Na prática, o texto torna obrigatória a notificação à autoridade policial “pelo médico, demais profissionais de saúde ou responsáveis pelo estabelecimento de saúde que acolheram a paciente dos casos em que houver indícios ou confirmação do crime de estupro”.
Diz ainda que profissionais devem preservar e entregar à polícia “possíveis evidências materiais do crime de estupro, tais como fragmentos de embrião ou feto com vistas à realização de confrontos genéticos que poderão levar à identificação do respectivo autor do crime”.
Para o ginecologista e obstetra Jefferson Drezett, da Faculdade de Saúde Pública da USP e que atuou por décadas em serviços de aborto legal, embora prevista em lei, a medida pode afastar mulheres do serviço de saúde. “É um problema, porque se sou uma mulher e me sinto em risco, vou evitar procurar o serviço.”
O texto traz ainda quatro fases para o que chama de procedimento de “justificação e autorização” do aborto nos casos previstos em lei.

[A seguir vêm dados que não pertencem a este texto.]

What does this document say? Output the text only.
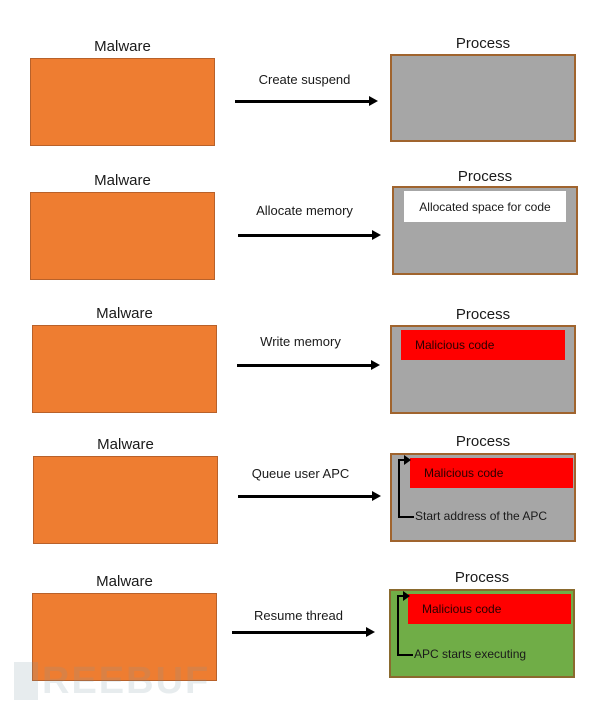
Malware
Create suspend
Process
Malware
Allocate memory
Process
Allocated space for code
Malware
Write memory
Process
Malicious code
Malware
Queue user APC
Process
Malicious code
Start address of the APC
Malware
Resume thread
Process
Malicious code
APC starts executing
REEBUF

Parte das medidas já constavam de uma portaria da pasta de 2005 e outras foram atualizadas.
O texto mantém a necessidade que haja um relato circunstanciado do evento, o qual deve ser feito pela gestante a dois profissionais de saúde e documentado com os seguintes dados: local, dia e hora do fato; tipo e forma de violência; descrição do agressor e testemunhas, caso houver.

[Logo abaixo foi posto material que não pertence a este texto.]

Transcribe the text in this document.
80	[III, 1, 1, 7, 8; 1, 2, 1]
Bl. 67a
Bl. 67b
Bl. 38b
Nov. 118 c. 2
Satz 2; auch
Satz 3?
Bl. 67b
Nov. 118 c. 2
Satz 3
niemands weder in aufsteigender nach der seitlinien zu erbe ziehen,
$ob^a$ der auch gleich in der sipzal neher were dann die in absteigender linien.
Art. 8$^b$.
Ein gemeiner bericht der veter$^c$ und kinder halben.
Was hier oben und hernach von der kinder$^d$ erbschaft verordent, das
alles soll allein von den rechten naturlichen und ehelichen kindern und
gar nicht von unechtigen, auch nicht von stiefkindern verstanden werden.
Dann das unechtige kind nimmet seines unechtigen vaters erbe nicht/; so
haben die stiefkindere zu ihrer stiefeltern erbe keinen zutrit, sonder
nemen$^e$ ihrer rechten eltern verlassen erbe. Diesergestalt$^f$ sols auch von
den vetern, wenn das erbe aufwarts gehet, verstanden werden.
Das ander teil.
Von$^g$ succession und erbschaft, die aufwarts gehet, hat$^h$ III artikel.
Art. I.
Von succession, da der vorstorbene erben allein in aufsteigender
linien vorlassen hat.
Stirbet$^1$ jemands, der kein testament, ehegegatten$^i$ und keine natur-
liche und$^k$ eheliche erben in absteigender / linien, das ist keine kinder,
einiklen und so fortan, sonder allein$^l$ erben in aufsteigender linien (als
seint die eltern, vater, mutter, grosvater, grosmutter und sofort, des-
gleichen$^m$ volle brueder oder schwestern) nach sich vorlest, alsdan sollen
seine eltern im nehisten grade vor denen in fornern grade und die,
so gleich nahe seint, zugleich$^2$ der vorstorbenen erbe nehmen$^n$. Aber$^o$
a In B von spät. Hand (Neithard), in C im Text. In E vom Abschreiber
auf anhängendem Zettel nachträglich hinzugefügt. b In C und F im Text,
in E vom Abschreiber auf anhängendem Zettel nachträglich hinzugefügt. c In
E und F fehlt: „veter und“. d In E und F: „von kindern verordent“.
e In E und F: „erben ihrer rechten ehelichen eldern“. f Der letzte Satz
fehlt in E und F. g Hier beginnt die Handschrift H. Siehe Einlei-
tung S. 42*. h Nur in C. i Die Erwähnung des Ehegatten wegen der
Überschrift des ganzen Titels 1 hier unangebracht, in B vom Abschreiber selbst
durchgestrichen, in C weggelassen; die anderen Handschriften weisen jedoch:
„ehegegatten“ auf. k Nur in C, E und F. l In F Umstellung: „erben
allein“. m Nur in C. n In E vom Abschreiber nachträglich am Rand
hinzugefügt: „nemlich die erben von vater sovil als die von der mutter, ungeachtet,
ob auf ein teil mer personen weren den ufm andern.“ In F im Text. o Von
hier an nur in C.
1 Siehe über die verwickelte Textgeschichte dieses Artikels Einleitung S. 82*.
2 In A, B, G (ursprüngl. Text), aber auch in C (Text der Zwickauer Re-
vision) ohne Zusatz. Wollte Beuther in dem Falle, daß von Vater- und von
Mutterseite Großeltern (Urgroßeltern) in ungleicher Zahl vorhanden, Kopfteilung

Em outra etapa, o médico que atender a gestante também deve emitir um parecer técnico, com dados de exames. São previstos mais documentos, como um “termo de aprovação do procedimento de interrupção da gravidez”, o qual deve ser assinado por três pessoas da equipe de saúde, e um termo de responsabilidade, o qual deve ser assinado pela gestante ou representante legal.
As medidas já eram previstas em normas do setor, mas há outras mudanças, como a assinatura de um termo de consentimento com uma lista de possíveis complicações decorrentes do aborto sem o contexto específico.
Outra medida, a oferta para que a paciente veja o embrião ou feto em uma ultrassonografia e registre sua concordância em documentos divide quem acompanha o tema.
“Temos que nos perguntar: para que serve convidar uma mulher que foi estuprada a ver o feto? São tecnologias de poder vistas para intimidar uma mulher”, diz Diniz, para quem o uso da tecnologia neste caso serve para maltratar a vítima.
Já para Drezzet, ao citar o termo “caso a gestante deseje” e a necessidade de concordância expressa, a medida pode trazer uma garantia: “O que está sendo colocado é que só vai ter acesso às imagens caso ela desejar. Mas a regra é não mostrar, porque isso funciona como um acréscimo de sofrimento”.
A publicação da nova portaria ocorre poucos dias após a repercussão do caso de uma menina de dez anos que ficou grávida após recorrentes estupros sofridos desde os seis anos e abortou.
Mesmo com risco de morte, a criança teve dificuldades para obter acesso ao aborto no Espírito Santo, onde vivia. A interrupção da gravidez só ocorreu em Recife, sob xingamentos e protestos de grupos contrários.
Na época, o Ministério da Saúde evitou comentar sobre o caso. Atualmente, a secretaria de atenção primária à saúde é chefiada por Raphael Parente, conhecido por sua postura contra o aborto.
A Folha questionou o ministério sobre a portaria, mas não recebeu resposta até a publicação desta reportagem.